As we are reminded of what this “exalted cyclops” of the Ozark chapter of the Ku Klux Klan did in a Black neighborhood in the modern year of 2009, we are also faced with dark truths about American democracy and about modern conservatism as a philosophical launder for bigotry and elitism. The cultural pressures that make assimilation a fundamentally anti-Black enterprise still exist in 21st century America.
The original sin of modern American conservatism is thought leaders and architects refusing to admit that they were revitalizing anti-Black, and broadly anti-marginalized peoples, structures through an esoteric and selfish interpretation of modern bureaucracies. For all of its bloat and red tape, the expansion of the federal government (and the ensuing democratization) was necessary in a new nation with little labor protections and that was incentivized to carelessly move forward, even on top of the blood and bones of marginalized groups who are forgotten in the fast-paced push for progress and renewal. Too many conservatives want to overlook this aspect of why the government expanded in the interest of labor and how its lessening role in a nation scarred by anti-Black (and thus anti-labor) systems has perpetuated an American underclass that can be overlooked through a religion of privatization and a mythology around personal responsibility and personal fortunes.

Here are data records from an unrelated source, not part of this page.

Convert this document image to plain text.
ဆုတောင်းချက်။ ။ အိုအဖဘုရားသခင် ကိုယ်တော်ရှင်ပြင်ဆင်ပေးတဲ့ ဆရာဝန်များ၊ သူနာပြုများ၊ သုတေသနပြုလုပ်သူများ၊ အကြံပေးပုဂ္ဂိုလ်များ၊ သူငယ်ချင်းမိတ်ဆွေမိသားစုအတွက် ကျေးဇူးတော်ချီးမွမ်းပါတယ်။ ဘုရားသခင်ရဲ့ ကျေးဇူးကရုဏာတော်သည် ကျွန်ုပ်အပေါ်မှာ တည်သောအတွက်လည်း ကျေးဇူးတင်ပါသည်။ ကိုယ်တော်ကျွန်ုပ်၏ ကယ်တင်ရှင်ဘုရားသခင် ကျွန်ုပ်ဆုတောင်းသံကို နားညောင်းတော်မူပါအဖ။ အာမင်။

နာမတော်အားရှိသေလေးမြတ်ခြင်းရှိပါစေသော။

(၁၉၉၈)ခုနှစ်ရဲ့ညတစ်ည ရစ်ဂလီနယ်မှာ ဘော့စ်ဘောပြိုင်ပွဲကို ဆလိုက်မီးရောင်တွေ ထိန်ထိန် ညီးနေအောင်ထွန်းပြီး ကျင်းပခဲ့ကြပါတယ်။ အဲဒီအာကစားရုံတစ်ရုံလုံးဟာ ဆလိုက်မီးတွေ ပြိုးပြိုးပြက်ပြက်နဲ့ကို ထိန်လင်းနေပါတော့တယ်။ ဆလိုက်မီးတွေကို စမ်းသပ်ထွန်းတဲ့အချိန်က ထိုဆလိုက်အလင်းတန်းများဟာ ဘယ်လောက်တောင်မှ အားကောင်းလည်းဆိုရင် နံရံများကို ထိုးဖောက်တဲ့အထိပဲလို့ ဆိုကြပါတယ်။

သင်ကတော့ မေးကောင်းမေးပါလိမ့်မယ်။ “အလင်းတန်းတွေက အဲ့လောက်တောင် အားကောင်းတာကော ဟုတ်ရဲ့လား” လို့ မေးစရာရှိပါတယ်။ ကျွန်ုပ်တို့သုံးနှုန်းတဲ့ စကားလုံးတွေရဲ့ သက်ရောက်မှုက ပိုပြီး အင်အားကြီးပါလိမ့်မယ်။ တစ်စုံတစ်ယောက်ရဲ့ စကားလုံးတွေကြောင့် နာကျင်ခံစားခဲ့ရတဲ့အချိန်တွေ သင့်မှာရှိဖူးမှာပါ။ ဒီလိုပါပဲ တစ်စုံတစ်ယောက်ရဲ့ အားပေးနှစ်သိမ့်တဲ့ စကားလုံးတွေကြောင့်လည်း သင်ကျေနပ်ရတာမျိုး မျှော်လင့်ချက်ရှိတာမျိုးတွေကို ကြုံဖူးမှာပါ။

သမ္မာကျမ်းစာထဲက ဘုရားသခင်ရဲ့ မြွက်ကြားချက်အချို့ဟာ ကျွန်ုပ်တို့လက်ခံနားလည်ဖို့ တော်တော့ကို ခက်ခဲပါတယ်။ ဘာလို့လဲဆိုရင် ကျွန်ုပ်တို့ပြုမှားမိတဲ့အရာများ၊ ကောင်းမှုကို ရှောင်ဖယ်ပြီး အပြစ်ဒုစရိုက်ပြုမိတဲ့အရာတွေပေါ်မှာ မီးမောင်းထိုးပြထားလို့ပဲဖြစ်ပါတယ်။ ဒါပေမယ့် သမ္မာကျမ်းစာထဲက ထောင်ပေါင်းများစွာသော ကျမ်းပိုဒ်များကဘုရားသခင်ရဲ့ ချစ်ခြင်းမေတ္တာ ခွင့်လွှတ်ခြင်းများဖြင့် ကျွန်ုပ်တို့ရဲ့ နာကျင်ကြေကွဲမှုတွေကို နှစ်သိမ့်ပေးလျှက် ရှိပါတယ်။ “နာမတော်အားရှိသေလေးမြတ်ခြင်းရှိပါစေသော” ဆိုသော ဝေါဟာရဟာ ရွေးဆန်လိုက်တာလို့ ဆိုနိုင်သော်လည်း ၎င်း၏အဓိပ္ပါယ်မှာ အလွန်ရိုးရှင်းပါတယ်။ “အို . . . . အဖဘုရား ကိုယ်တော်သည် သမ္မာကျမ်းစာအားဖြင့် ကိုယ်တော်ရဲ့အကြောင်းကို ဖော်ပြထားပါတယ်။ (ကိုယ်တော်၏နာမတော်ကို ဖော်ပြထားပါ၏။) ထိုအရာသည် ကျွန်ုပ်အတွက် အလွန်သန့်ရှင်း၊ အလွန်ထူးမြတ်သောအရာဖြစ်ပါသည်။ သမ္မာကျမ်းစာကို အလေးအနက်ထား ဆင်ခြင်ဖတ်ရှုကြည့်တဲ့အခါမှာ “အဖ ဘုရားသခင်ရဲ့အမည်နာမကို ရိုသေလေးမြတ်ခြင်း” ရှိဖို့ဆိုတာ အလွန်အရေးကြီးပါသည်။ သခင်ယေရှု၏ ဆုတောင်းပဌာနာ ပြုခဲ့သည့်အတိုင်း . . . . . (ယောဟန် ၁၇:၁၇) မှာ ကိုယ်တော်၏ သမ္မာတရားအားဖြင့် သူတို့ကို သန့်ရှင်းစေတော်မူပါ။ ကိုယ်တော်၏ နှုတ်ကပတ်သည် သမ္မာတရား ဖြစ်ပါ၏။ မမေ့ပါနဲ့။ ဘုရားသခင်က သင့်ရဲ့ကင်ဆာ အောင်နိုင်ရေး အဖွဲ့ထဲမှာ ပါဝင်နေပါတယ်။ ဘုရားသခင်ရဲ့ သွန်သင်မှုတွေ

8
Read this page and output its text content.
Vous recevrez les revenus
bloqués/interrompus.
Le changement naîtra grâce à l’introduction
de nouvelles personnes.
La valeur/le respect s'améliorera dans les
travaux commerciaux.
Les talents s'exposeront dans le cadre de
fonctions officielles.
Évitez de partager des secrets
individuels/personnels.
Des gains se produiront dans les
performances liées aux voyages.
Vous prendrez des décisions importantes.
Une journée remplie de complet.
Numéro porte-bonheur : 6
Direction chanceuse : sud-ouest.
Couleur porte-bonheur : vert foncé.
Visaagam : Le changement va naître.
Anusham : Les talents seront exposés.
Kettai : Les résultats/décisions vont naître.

This blindspot, in my opinion, is the intellectual weakness for American conservatives.
In order to bring back common-sense political thought, good faith conservatives must reckon with their social and economic blindspots. They will need to see how their insistence on demonizing government and trusting the markets over people (some of whom may not have grown up in the de facto segregated neighborhood) perpetuates income inequality and health disparities that keep Black Americans living in a structural nightmare.
However, conservatives have to want this intellectual and personal reckoning for a healthier society, but it will inevitably alter their own pollyannish view of America.
Some are willing to do this, but many aren’t.
Without that intellectual reckoning, vicious cycles (that have much to do with race) are perpetuated by the condescension and hubris of arrogant elitists and some of the, but far from all, members of America’s dominant ethnic group.
We will continue to have offshoots of the Klan (and the actual one) miring American progress.
We will continue to be a developed nation without healthcare.
We will continue to have a growing educational deficit due to an inability to come to federal conclusions and standards (a legacy of the Jim Crow south).
We will continue to have kids and citizens shot by semi-automatic weapons as a political party relies on votes by perpetuating a multitude of fears, some of which have to do with demographic changes in America.
But for American descendants of slavery (ADOS) this is not new. Life in this country continues to be a searing cascade of contradictions and microaggressions for the ADOS community.